A long time ago I read The Joy Luck Club and really liked it, but for some reason I never got around to reading more Amy Tan. However, the other day as I sat in the library working on job applications I just happened to be next to section T, and spotted the colourful covers out of the corner of my eye. So I plucked one and borrowed it (and made a mental note to some day read Quicksand by Tanisaki, but I got a deppresso-vibe off it so wasn’t in the mood that day).
The Kitchen God’s Wife is about
The greatest part of the book is therefore narrated by Winnie, who tells us about a life in a China that is now gone, about being the daughter of a rich man’s second wife, about being sent off to live with relatives, about being married off and discovering hell, about losing children and about war. I think Tan does a fabulous job of crossing that gap between Eastern and Western thinking – possibly it is her fellow Chinese-Americans who benefit the most from this, but her insights into a way of thinking and living that is very alien to us are educational to anyone. She is also a skilled storyteller and writer, plain and simple, and her books are easy and pleasant to read, despite the harrowing themes.
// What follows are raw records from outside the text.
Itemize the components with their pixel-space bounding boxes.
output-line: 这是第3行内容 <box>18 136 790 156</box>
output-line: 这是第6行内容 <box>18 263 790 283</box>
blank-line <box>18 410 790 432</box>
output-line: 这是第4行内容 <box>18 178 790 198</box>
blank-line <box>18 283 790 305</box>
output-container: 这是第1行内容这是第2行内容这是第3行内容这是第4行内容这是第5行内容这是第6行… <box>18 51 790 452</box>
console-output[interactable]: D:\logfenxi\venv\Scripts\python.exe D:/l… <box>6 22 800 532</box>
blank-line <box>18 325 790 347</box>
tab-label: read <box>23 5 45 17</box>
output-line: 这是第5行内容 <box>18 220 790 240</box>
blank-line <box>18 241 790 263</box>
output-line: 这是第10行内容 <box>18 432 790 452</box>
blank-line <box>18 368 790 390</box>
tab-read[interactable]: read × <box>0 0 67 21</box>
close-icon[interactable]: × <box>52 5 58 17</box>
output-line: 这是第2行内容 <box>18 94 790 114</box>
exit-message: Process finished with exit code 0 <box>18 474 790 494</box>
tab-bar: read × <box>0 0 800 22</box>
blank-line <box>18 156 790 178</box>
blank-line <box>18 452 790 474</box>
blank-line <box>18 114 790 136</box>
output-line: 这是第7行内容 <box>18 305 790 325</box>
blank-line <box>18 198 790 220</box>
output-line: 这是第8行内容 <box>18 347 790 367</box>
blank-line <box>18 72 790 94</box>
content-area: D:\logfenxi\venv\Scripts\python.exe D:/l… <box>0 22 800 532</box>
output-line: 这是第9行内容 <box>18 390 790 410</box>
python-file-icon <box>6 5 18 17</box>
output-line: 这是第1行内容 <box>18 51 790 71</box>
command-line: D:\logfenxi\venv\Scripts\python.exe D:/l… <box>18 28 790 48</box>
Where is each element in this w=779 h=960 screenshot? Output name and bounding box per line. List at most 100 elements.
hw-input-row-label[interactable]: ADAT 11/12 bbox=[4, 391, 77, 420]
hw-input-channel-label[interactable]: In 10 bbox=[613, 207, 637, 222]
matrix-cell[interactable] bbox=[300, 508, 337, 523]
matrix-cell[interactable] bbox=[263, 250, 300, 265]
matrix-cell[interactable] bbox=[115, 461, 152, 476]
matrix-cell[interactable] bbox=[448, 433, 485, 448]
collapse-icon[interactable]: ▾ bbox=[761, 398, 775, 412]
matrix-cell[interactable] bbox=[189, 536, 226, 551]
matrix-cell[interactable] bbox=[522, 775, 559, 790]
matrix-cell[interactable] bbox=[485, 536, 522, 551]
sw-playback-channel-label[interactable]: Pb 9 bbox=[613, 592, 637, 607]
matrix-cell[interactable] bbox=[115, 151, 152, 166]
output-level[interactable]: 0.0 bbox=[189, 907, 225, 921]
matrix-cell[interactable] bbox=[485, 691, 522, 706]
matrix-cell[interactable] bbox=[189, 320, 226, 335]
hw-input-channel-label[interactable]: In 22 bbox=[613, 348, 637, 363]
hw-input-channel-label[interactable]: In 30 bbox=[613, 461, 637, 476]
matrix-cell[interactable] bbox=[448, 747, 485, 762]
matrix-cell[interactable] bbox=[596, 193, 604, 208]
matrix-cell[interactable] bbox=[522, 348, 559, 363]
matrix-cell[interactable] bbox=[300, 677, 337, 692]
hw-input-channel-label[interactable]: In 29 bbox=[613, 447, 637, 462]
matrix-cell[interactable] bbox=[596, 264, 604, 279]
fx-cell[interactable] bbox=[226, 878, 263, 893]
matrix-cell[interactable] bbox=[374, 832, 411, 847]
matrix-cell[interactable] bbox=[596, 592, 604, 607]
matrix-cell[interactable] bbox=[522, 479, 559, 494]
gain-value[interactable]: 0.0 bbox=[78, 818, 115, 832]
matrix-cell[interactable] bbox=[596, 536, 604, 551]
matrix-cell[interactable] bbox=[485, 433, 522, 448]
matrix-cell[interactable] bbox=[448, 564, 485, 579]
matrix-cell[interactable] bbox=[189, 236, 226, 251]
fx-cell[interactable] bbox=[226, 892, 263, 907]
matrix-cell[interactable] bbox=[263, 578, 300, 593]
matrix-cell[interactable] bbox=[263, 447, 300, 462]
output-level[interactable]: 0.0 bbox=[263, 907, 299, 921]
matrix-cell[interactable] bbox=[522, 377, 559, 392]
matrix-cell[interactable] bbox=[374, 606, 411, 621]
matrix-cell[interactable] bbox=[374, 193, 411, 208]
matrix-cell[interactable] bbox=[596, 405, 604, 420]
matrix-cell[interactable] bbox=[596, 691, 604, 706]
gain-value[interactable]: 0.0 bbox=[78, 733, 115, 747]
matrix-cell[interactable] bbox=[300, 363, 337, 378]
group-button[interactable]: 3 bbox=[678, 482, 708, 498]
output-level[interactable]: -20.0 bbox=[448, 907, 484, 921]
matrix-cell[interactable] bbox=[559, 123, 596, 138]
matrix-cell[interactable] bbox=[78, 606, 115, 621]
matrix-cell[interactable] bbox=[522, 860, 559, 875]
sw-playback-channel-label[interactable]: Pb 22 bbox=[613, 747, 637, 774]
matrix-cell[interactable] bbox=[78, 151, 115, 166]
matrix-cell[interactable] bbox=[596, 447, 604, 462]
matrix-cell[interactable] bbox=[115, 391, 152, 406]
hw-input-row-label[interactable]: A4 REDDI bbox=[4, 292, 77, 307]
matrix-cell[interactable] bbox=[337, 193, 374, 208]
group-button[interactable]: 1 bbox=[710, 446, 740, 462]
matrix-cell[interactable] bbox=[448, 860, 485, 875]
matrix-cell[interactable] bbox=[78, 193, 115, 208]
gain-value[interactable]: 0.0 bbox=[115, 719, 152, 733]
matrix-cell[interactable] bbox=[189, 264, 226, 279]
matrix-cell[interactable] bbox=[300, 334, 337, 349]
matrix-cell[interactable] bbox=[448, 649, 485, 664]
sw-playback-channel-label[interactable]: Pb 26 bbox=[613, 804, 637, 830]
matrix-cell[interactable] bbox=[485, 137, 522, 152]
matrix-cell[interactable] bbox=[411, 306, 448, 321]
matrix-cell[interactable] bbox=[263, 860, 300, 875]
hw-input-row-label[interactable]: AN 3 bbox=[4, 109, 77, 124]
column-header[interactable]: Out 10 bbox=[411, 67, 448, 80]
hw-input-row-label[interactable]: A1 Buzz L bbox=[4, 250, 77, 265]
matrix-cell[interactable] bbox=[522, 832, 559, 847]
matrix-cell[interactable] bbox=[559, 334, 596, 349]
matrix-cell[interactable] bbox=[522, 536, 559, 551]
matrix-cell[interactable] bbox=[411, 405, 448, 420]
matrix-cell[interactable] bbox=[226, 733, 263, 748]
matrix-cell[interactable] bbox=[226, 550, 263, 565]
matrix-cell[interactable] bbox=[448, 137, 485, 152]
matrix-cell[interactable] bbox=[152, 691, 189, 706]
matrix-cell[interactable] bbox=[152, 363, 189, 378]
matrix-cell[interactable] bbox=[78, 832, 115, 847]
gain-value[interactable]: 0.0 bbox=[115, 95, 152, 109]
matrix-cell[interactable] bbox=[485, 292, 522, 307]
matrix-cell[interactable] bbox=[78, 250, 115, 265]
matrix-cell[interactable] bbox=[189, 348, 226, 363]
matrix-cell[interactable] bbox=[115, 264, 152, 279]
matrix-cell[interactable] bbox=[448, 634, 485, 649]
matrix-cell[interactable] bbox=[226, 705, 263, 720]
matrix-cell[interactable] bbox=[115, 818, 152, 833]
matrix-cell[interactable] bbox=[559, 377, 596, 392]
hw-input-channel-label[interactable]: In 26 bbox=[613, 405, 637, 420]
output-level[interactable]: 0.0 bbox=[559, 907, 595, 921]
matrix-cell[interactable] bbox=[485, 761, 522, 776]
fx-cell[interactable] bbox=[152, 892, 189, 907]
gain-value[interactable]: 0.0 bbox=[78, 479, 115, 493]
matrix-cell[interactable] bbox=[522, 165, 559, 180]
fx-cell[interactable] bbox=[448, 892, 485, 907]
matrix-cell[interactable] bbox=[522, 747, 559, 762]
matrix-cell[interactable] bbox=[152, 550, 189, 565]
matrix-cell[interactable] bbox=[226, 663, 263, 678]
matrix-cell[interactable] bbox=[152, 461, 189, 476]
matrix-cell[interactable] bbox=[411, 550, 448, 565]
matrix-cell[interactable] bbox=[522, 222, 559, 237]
That said, I think her stories are too similar to stand up to binge reading, which is when you read everything an author has written that the library (or book shop, if you’re flush and have no shortage of shelf space) has available. (Note that I base this on having read two books only. So take it with a generous fistful of salt, I suppose.) I often binge read authors, but I don’t really recommend it. All the novels blur together, and you start getting annoyed with the author for “always writing the same thing”, which is ridiculous, because that is what a good writer does, writes about what he or she knows. Although Fay Weldon? She deserves the annoyance. Sorry. I’ve stayed annoyed with her for more that 15 years now.
2 comments:
I'm binge reading Tan books right now, and I agree, they are the same story over and over. Bonesetters Daughter is the same as the other two you read. Whats up with the American born daugheters marrying white guys who are stingy and dismissive of their wives? Occurs in several books.